Struggling readers program concludes another year
Elon University professor Jean Rattigan-Rohr, right, gives a high-five to Laurie Clark. Clark’s son, Zion, received help from a university reading program, going from struggling with a D average to getting his first A in the subject.

Kim Walker / Elon University

Elon University professor Jean Rattigan-Rohr, right, gives a high-five to Laurie Clark. Clark’s son, Zion, received help from a university reading program, going from struggling with a D average to getting his first A in the subject.

By Keren Rivas, Special to the Times-News, The Times-News 12/29/11     
Reprinted with permission.

A couple of years ago, Laurie Clark noticed that her son Zion had slowed in the development of his reading skills. He had always struggled with the written word, but Clark held to the hope that the child would eventually improve on his own.

 Shortly after approaching Zion’s teachers and principal last fall with her observations, the school connected Clark with a struggling readers program hosted by Elon University. Though Clark had never heard about the program, she was willing to give it a try.

 As part of the program, parents, Alamance-Burlington School System students and future teachers in Elon’s School of Education meet at May Memorial Library in downtown Burlington six times per semester. During those sessions, Elon students diagnose reading challenges and work with parents to show them things they can do at home to help their children read during the week. They also monitor the at-home tutoring and visit classroom teachers to ensure there is consistency across the board.

 “I was speechless,” Clark said of seeing her son going from a “D” to an “A” for reading in his report card earlier this month. “It’s like a curse had been broken.”

 For Zion, the accomplishment is no small feat, either.

 “It feels good to get an A,” he said. “I never saw an A in reading before. I’m trying to get an A+ now.”

 As a reward for his efforts, Zion and 49 other children who participated in the program were treated to a $60 shopping spree at Barnes & Noble in Alamance Crossing. Students from the School of Education and volunteers were also on hand to help the children pick out books at no cost to families.

 Elon Associate Professor of Education Jean Rattigan-Rohr started the “It Takes a Village” program in 2008 as part of her teaching struggling readers class. The program caught the attention of the Switzerland-based Oak Foundation, which awarded Rattigan-Rohr a $200,000 grant last year to replicate the reading program through partnerships with universities in North Carolina and Oregon.

 Locally, word about the program’s success has spread so much that she had to turn down dozens of prospective participants this semester.

 “It was heartbreaking to do that, but we really didn’t have thespace,”Rattigan-Rohrsaid.

 With the increase in numbers, past students and other volunteers have signed up as tutors. Laurie Lambert, wife of Elon University President Leo M. Lambert, is one of those volunteers, working this fall with Zion and his mother.

 “It’s been a most pleasant experience,” Lambert said as she looked over at the books Zion had picked. “We both have progressed in the program.
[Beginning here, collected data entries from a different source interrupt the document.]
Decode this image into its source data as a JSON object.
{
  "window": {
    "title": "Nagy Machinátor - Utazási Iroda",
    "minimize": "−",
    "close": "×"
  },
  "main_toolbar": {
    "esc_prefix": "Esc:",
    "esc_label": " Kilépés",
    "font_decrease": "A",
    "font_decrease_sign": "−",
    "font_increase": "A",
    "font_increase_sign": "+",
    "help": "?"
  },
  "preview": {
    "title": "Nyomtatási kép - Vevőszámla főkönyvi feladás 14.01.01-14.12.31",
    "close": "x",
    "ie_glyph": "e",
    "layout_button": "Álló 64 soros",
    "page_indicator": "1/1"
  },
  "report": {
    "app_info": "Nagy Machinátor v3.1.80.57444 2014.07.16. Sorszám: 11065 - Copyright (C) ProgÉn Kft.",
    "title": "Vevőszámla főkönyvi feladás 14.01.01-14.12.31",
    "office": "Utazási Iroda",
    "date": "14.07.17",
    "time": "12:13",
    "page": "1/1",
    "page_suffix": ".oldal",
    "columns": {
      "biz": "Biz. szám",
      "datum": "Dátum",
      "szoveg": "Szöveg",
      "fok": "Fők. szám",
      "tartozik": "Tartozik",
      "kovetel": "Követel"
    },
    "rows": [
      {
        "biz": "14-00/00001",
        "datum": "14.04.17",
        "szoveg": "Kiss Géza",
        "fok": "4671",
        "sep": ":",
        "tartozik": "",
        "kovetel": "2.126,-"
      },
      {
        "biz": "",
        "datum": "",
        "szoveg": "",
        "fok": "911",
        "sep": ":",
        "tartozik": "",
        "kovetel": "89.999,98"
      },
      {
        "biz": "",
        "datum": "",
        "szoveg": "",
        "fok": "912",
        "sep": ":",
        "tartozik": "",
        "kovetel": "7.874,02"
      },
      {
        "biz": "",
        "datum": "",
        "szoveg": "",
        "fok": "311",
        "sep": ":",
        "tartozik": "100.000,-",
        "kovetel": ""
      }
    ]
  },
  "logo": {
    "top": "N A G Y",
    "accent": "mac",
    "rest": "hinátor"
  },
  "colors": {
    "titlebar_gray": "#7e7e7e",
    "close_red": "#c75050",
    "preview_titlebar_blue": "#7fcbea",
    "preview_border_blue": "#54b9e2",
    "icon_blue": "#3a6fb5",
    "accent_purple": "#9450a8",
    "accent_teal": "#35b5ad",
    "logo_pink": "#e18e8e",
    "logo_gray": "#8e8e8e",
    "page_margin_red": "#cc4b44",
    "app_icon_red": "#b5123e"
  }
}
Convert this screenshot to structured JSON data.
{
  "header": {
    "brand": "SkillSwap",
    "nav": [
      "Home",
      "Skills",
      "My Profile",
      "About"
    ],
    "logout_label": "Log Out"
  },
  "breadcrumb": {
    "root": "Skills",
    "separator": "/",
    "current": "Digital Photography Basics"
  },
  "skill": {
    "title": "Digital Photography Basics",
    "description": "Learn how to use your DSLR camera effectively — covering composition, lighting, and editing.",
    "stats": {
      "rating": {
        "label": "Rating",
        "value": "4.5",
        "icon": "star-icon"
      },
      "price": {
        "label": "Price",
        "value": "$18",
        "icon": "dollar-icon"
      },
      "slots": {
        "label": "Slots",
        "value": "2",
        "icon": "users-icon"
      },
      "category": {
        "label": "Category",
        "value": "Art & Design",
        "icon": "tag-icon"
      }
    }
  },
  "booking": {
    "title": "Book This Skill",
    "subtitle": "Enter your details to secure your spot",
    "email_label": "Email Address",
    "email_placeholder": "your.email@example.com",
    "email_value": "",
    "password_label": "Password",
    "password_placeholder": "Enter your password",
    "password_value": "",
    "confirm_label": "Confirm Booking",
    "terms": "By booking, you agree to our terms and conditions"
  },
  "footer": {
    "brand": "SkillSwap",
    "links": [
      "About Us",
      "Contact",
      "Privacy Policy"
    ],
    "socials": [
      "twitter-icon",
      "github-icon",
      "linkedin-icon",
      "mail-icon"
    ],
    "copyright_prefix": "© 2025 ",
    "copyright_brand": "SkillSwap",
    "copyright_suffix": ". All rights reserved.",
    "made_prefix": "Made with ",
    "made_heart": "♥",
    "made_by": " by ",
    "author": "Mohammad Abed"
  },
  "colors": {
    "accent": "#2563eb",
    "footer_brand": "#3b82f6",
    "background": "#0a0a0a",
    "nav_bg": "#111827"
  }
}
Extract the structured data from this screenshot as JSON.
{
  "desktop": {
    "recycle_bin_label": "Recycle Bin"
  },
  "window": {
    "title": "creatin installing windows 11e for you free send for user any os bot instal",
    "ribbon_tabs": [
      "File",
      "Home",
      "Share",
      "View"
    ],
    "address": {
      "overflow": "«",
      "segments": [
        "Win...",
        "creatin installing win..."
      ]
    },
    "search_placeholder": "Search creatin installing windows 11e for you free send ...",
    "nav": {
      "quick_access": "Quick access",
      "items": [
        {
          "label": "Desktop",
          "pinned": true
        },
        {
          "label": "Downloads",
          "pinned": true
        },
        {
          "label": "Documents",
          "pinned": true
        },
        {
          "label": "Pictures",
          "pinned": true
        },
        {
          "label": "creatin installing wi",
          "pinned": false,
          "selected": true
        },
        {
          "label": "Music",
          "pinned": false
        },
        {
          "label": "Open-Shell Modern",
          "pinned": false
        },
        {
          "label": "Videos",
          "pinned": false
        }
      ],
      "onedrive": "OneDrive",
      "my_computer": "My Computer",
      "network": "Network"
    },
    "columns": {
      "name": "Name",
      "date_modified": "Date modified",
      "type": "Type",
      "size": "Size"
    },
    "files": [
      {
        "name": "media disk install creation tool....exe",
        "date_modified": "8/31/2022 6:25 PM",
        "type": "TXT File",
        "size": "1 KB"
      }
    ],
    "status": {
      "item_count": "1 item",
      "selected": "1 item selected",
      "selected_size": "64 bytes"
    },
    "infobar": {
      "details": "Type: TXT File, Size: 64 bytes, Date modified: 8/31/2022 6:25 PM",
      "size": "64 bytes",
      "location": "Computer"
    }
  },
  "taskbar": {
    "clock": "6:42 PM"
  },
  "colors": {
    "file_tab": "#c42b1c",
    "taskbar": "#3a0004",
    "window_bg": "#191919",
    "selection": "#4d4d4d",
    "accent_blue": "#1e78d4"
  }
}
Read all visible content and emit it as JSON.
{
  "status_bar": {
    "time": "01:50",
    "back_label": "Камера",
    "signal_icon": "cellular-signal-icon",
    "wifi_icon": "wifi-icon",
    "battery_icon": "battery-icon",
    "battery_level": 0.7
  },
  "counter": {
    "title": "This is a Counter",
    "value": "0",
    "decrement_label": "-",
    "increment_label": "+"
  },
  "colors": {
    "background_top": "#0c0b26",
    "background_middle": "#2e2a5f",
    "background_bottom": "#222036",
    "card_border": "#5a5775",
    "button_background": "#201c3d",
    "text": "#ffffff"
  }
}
We’ve discovered that we can all benefit from it.”

 That’s one of the key aspects, said Madelyn Pastrana, a third-grade teacher in Greensboro and former student of Rattigan-Rohr’s who continues working with the program.

 “It’s a community event,” she said. “It takes the parents, it takes the tutor and it takes the child to make it all work. Everyone benefits from it.”

 She said that as a teacher, the program has helped her to integrate parents in the teaching process, an important tool to reinforce learning. It’s also a source of innovative ideas.

 Several children who participated in this year’s program are Hispanics whose parents speak limited or no English. Rattigan-Rohr said that while many of her students spoke Spanish, they also had translators at hand to help in certain situations.

 Ary Londoño and wife, Alba Maya, were thankful for that. Their two daughters, Michelle, 8, and Liseth, 13, have been in the program since the beginning of the school year.

 “They have both progressed so much,” Londoño said in Spanish, adding that the program has been particularly beneficial for Liseth, who struggled with learning English after coming to the United States from Colombia.

 Liseth admits that at first she didn’t like reading because she didn’t know the spelling of many of the words. Now she enjoys it and plans to continue coming to the program in the future.

 “We’re very thankful to Dr. Rattigan-Rohr and the teachers,” said Maya. “It’s an excellent program. They have dedicated a lot of time to help us.”

 Rattigan-Rohr describes her program as a “clinic without borders” that succeeds in most part thanks to the“amazing goodwill” of her students and the volunteers who keep coming year after year. She said parents have asked for more meeting times and more subjects in addition to reading, adding that she is looking at ways to give the program more permanency. “It’s grown so much, we need to think about what the next step will be,” she said.

Keren Rivas is assistant director of University Relations for Academic Communications at Elon University.